Development of Recovery Programme after Typhoon Haiyan, German Red Cross (Philippines)
Typhoon Haiyan was the most powerful storm ever recorded. Due to its severity, but also due to peoples’ vulnerabilities und unpreparedness, it caused extensive damage to life, housing, livelihoods and infrastructure. The high levels of vulnerabilities that pre-dominated the area already before the typhoon facilitated the disastrous impact of the event. These vulnerabilities include the location of shelters in high risk areas and their low quality building material, the general lack of health and sanitation facilities, general unemployment and poverty, as well as low preparedness capacities of communities in terms of extreme weather events.
Disaster resistant building techniques are not considered in local building practices. Shelters are designed according to preferences and available financial resources. Land and property rights constitute an additional problem, since the majority of the people are tenants and don’t possess official leasing contracts with the land owners. Settlement of tenants is often verbally agreed upon.
The above described situation of people’s vulnerabilities, along with the existing natural hazards, creates a cycle of poverty that severely hinders the development of Philippine communities. Despite the existing national Disaster Risk Reduction and Management law that addresses preparedness oriented DRR strategies, there is still a lack of operational local DRRM bodies at provincial, municipal and, above all, barangay level. As a consequence to this, the communities are not yet familiar with the approach of disaster prevention and preparedness and instead of assuming own responsibility, they rely on relief deliveries from the government and other NGOs in case of disaster. This attitude is reflected in their mind sets and needs to be addressed through long-termed strategies and actions.

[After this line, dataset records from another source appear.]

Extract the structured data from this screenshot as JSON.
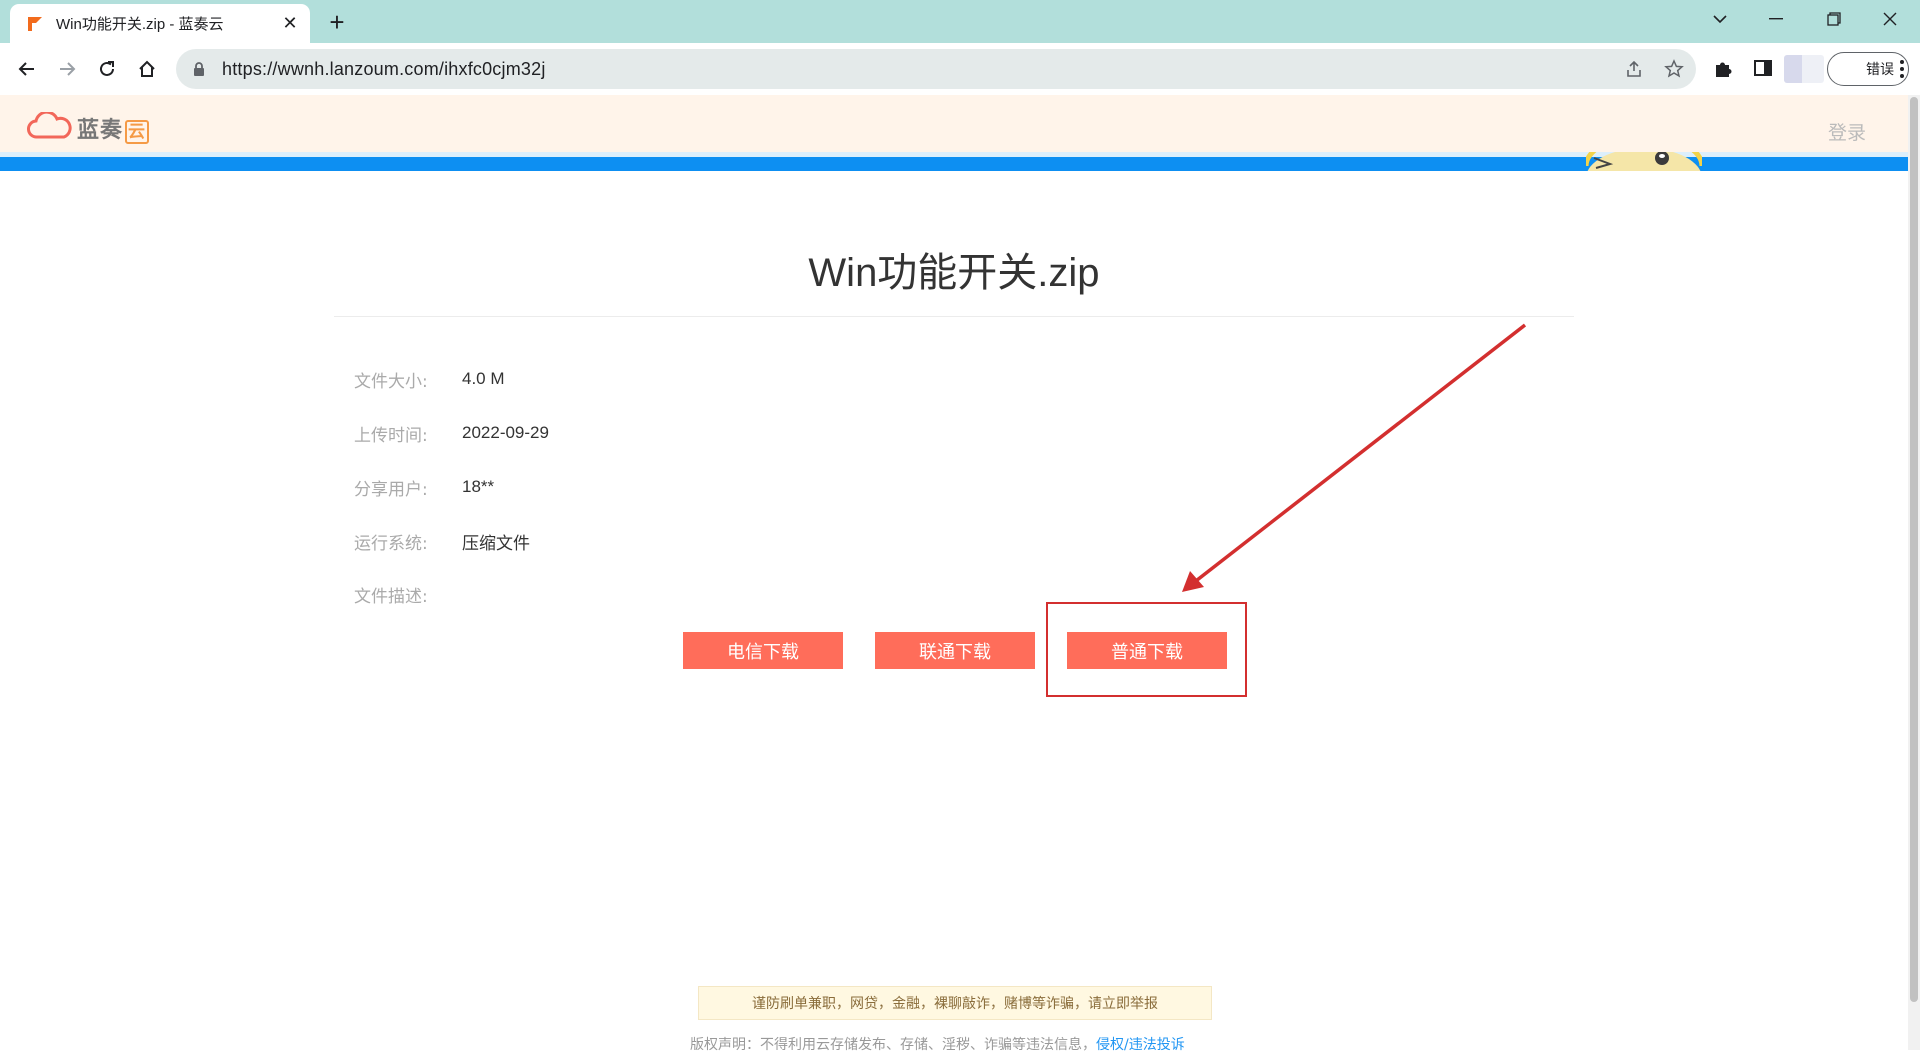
{
  "browser": {
    "tab_title": "Win功能开关.zip - 蓝奏云",
    "url": "https://wwnh.lanzoum.com/ihxfc0cjm32j",
    "error_button": "错误"
  },
  "site": {
    "logo_text": "蓝奏",
    "logo_accent": "云",
    "login": "登录"
  },
  "file": {
    "name": "Win功能开关.zip",
    "info": [
      {
        "label": "文件大小:",
        "value": "4.0 M"
      },
      {
        "label": "上传时间:",
        "value": "2022-09-29"
      },
      {
        "label": "分享用户:",
        "value": "18**"
      },
      {
        "label": "运行系统:",
        "value": "压缩文件"
      },
      {
        "label": "文件描述:",
        "value": ""
      }
    ]
  },
  "downloads": {
    "telecom": "电信下载",
    "unicom": "联通下载",
    "normal": "普通下载"
  },
  "footer": {
    "warning": "谨防刷单兼职，网贷，金融，裸聊敲诈，赌博等诈骗，请立即举报",
    "copyright": "版权声明：不得利用云存储发布、存储、淫秽、诈骗等违法信息，",
    "report_link": "侵权/违法投诉"
  },
  "colors": {
    "tab_strip": "#b2dfdb",
    "header_bg": "#fff4ea",
    "band_blue": "#0d8ff2",
    "button_red": "#ff6d5a",
    "annotation_red": "#d32f2f"
  }
}
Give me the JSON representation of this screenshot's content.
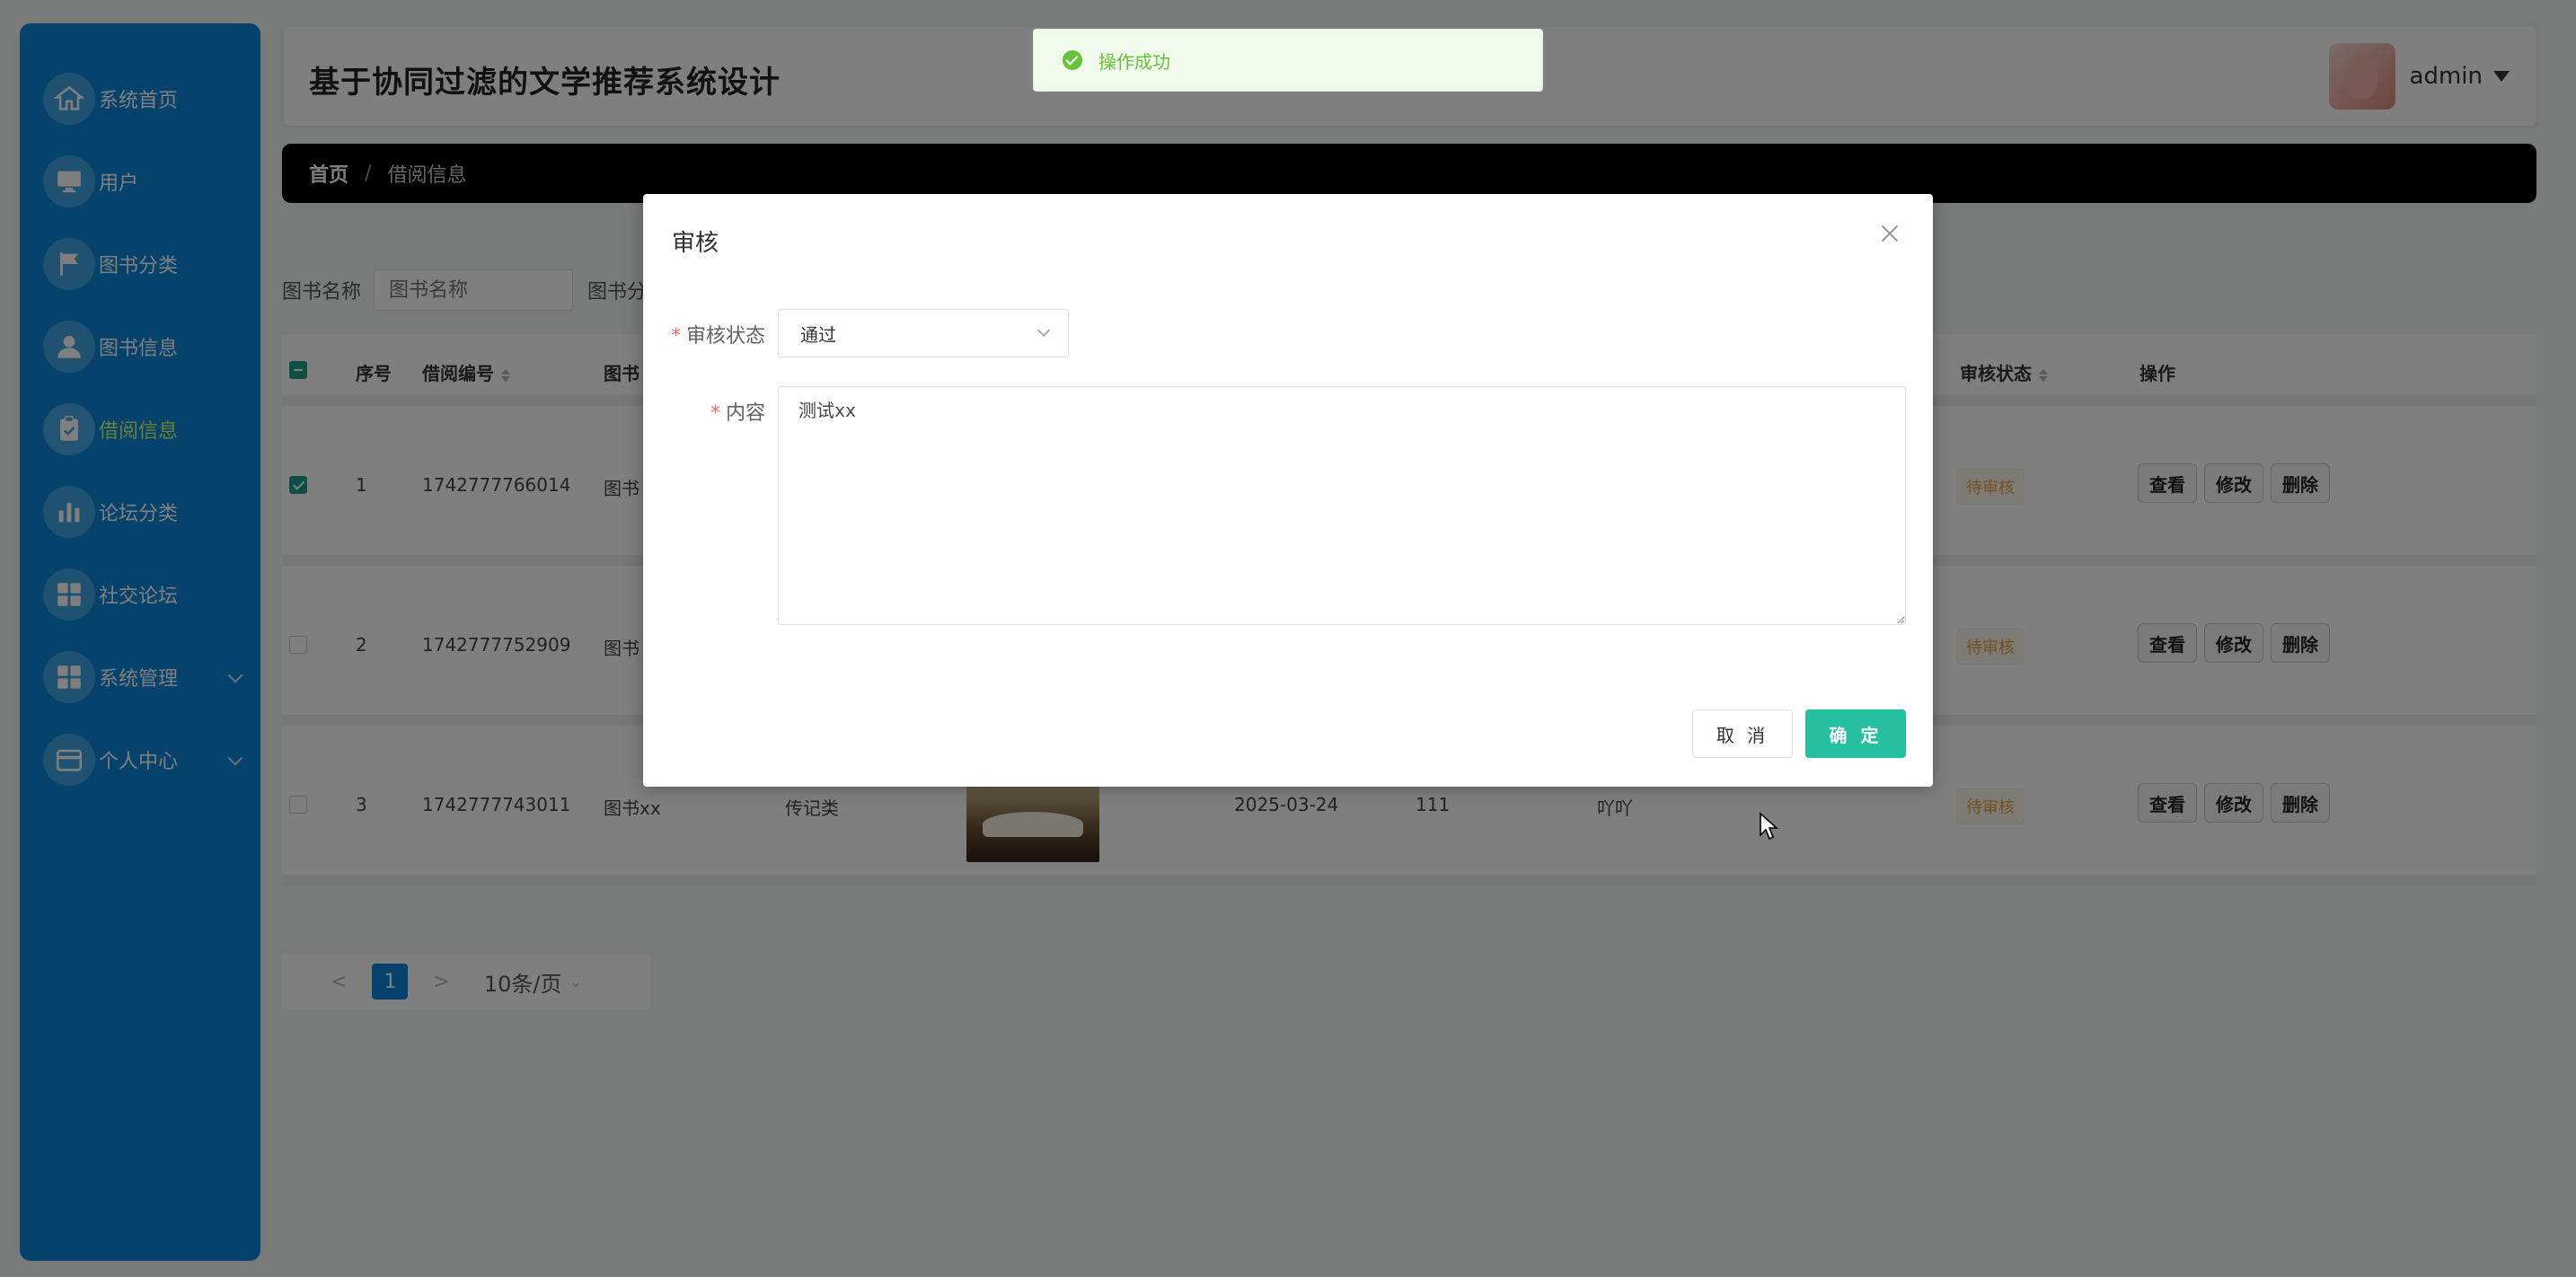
{
  "app": {
    "title": "基于协同过滤的文学推荐系统设计",
    "user": "admin"
  },
  "sidebar": {
    "items": [
      {
        "label": "系统首页",
        "icon": "home-icon"
      },
      {
        "label": "用户",
        "icon": "monitor-icon"
      },
      {
        "label": "图书分类",
        "icon": "flag-icon"
      },
      {
        "label": "图书信息",
        "icon": "user-icon"
      },
      {
        "label": "借阅信息",
        "icon": "clipboard-icon",
        "active": true
      },
      {
        "label": "论坛分类",
        "icon": "bar-chart-icon"
      },
      {
        "label": "社交论坛",
        "icon": "grid-icon"
      },
      {
        "label": "系统管理",
        "icon": "grid-icon",
        "expandable": true
      },
      {
        "label": "个人中心",
        "icon": "wallet-icon",
        "expandable": true
      }
    ],
    "active_color": "#d6ff74",
    "bg_color": "#0b85d8"
  },
  "breadcrumb": {
    "home": "首页",
    "sep": "/",
    "current": "借阅信息"
  },
  "search": {
    "label1": "图书名称",
    "placeholder1": "图书名称",
    "label2": "图书分"
  },
  "table": {
    "headers": {
      "index": "序号",
      "borrow_no": "借阅编号",
      "book": "图书",
      "status": "审核状态",
      "actions": "操作"
    },
    "rows": [
      {
        "index": "1",
        "borrow_no": "1742777766014",
        "book": "图书",
        "status": "待审核",
        "checked": true
      },
      {
        "index": "2",
        "borrow_no": "1742777752909",
        "book": "图书",
        "status": "待审核",
        "checked": false
      },
      {
        "index": "3",
        "borrow_no": "1742777743011",
        "book": "图书xx",
        "category": "传记类",
        "date": "2025-03-24",
        "qty": "111",
        "remark": "吖吖",
        "status": "待审核",
        "checked": false
      }
    ],
    "buttons": {
      "view": "查看",
      "edit": "修改",
      "delete": "删除"
    }
  },
  "pager": {
    "prev": "<",
    "page": "1",
    "next": ">",
    "size": "10条/页",
    "size_caret": "⌄"
  },
  "toast": {
    "text": "操作成功"
  },
  "dialog": {
    "title": "审核",
    "status_label": "审核状态",
    "status_value": "通过",
    "content_label": "内容",
    "content_value": "测试xx",
    "required_mark": "*",
    "cancel": "取 消",
    "ok": "确 定",
    "ok_color": "#26bfa0"
  }
}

I elaborated an overall Recovery Programme for the Red Cross / Red Crescent Movement with the overall objective to contribute to a safer and healthier living environment and to an improved resilience of the people affected by typhoon Haiyan in Leyte, Cebu and Panay province, Philippines. The specific objective is to ensure that affected communities from different municipalities have recovered from the disaster’s impacts and have strengthened their capacity to effectively prepare for, respond to and recover from disasters.
The intervention follows the strategy outlined in the Philippine Red Cross (PRC) Recovery Position Paper and PRC’s Typhoon Yolanda Recovery Plan and “aims to help rebuild safe and resilient communities by identifying and addressing various factors that will help people sustainably rebuild their lives, livelihoods and assets while ensuring that future climate, environmental and disaster related risks are addressed and/or minimized.”
In detail, this means that after the end of the project, the target families will be able to satisfy their basic humanitarian needs in terms of housing, sanitation and hygiene practices. They will have contributed to the clearing and rehabilitation of community infrastructure, a key prerequisite for further development. At the same time, people will have stabilized their economic income and livelihood situation and thus live in safer humanitarian conditions than before the event. Furthermore, people from the target areas will possess better knowledge on how to prepare for and react to disasters: DRR structures in schools and communities will be improved through stronger volunteer networks trained in DRR and PHAST, improved operational and management capacities of the PRC chapter and its staff, as well as intensified linkages and relationships with LGUs and other relevant actors in the area.
The project addresses the sectors of shelter, WASH, rehabilitation of public infrastructure, livelihood, DRR, as well as organizational and capacity development, as integral elements that mutually complement each other. Each sector is of equal importance for the communities in order to achieve secure living conditions and shows strong overlaps with the other sectors. Only when addressed in a holistic way, the resilience of the people living in the target communities can be improved.